Tuesday, March 10, 2009

Young Frankenstein: The True Story

In early 1975, I was winding down what would be my last year of high school at Columbia High, a few blocks from Main Street in downtown Columbia, South Carolina. Like Atlanta before it, Columbia had been burned by Sherman's army on its march to the sea. If you had asked me at the time, I would have suggested that Sherman should have done a more thorough job.

When Young Frankenstein opened at the Miracle Theater on Main Street, my brother and I went to a Saturday matinee showing. We had seen Blazing Saddles the year before, so we knew what to expect from a Mel Brooks film. Over the next several weeks, we saw Young Frankenstein more than a dozen times. On one of those occasions I even smuggled a cassette recorder into the theater, sat way down front and got the whole thing on tape.

I cannot explain what it was about this particular movie that captured my imagination. Whatever it was, going to see it so many times and listening to the tape until I could recite the dialogue verbatim was soon no longer enough for my brother and me. We came up with the idea of writing directly to Mel Brooks, care of United Artists, of my representing myself as the president of my high school drama club and explaining how much the club wanted to perform Young Frankenstein on stage.(1) Whatever we may have expected in reply, my brother and I certainly did not expect what arrived at our address a few weeks later.

Two packages arrived from Los Angeles, California: one of them was a tube that contained a full-sized movie poster of Young Frankenstein and the other was a manila envelope containing a short letter with United Artists letterhead signed by Mel Brooks, five 8X10 glossy photographs of Gene Wilder, Peter Boyle, Teri Garr, Marty Feldman and Brooks, and a shooting script of the film, signed "Good luck! Mel Brooks".

Aside from the slight embarrassment at having misrepresented ourselves to such a famous man obviously generous enough to take the time and go to the trouble of sending two kids such a invaluable gift, my brother and I were ecstatic. We went to see the movie a few last times before it closed, feeling somewhat obliged to contribute to its box-office success. Then we used the tape I had made to match the scenes in the movie with the shooting script. We quickly discovered that there were many scenes in the script that had apparently been cut from the finished film.
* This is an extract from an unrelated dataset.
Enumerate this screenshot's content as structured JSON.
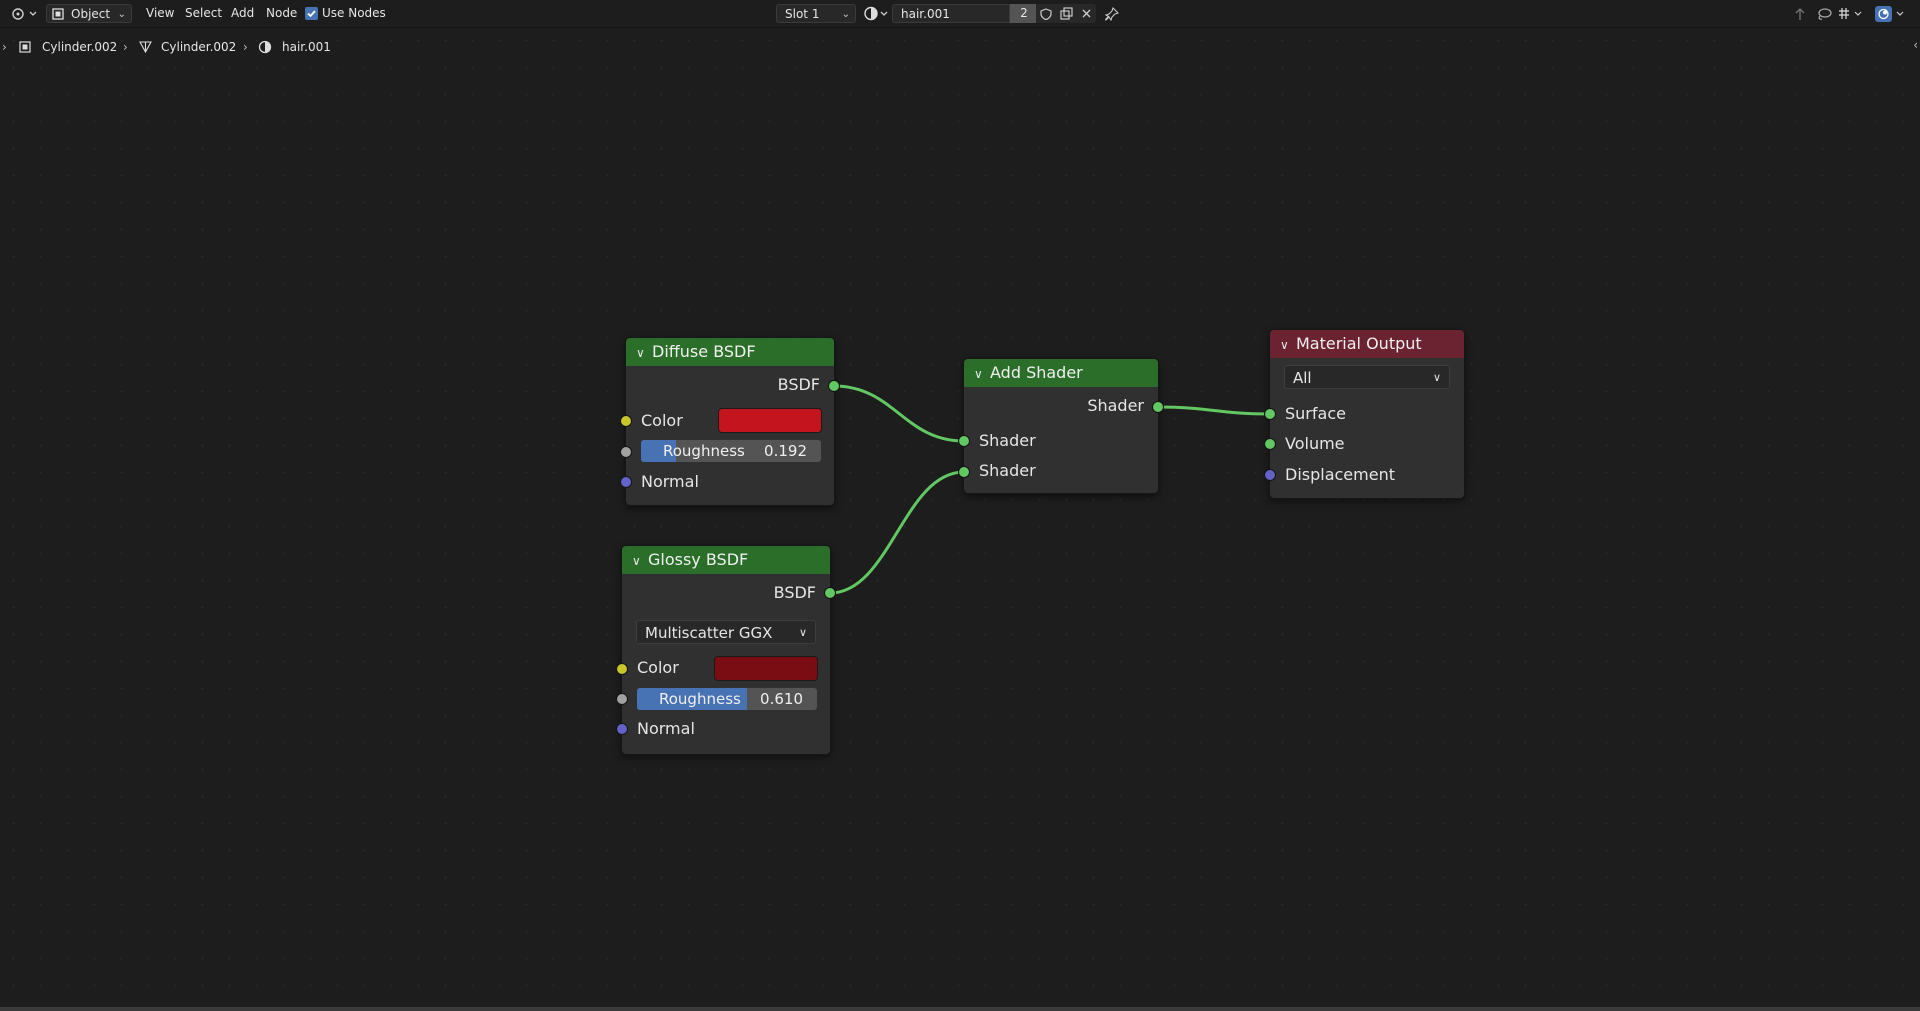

For example, there was an early scene in the shooting script that takes place in a lawyer's office where the will of Victor Frankenstein is read, and where pandemonium breaks out when everyone assembled there learns that the old man left everything to his grandson, Frederick. This scene is not in the film. In fact, the only thing close to it shows someone having to yank the will out of a dead man's shrivelled hands.

Along with these inconsistencies between the script and the film, we learned something about how scripts are written, with terms like "SCENE 25. EXT. DAY". Using the script as a model, my brother and I typed a second script that contained only those scenes in the film so I could follow the recording with the revised script in front of me.

But we also learned that a script can only give one the vaguest idea of what a film will look like when it is finished, and why it is also called a screenplay, since it consists almost entirely of dialogue and non-specific technical directions. It could have been adapted easily to the stage, if my brother and I had actually been associated with a drama club. But our association with Young Frankenstein went no further.

Later that year, my family picked up sticks and we all moved to Colorado. Since I had "failed to advance" at Columbia High, I talked my mother into letting me drop out rather than have to repeat the tenth grade. Making the Dean's List twice in my first year of college a year later gave me the sneaking suspicion that high school was a complete waste of time. My brother, three years older than I, had taken possession of our Young Frankenstein material and had gone his own way. When I asked him some time later what became of it, he broke the news that he had lost it when he was in a tight spot. Since it was a time of tight spots for a few other members of my family, I was not entirely surprised, however much I was sorry that the proof of our brief association with Mel Brooks was lost.

(1) Columbia High was a zoo and I do not believe there was any such thing as a drama club.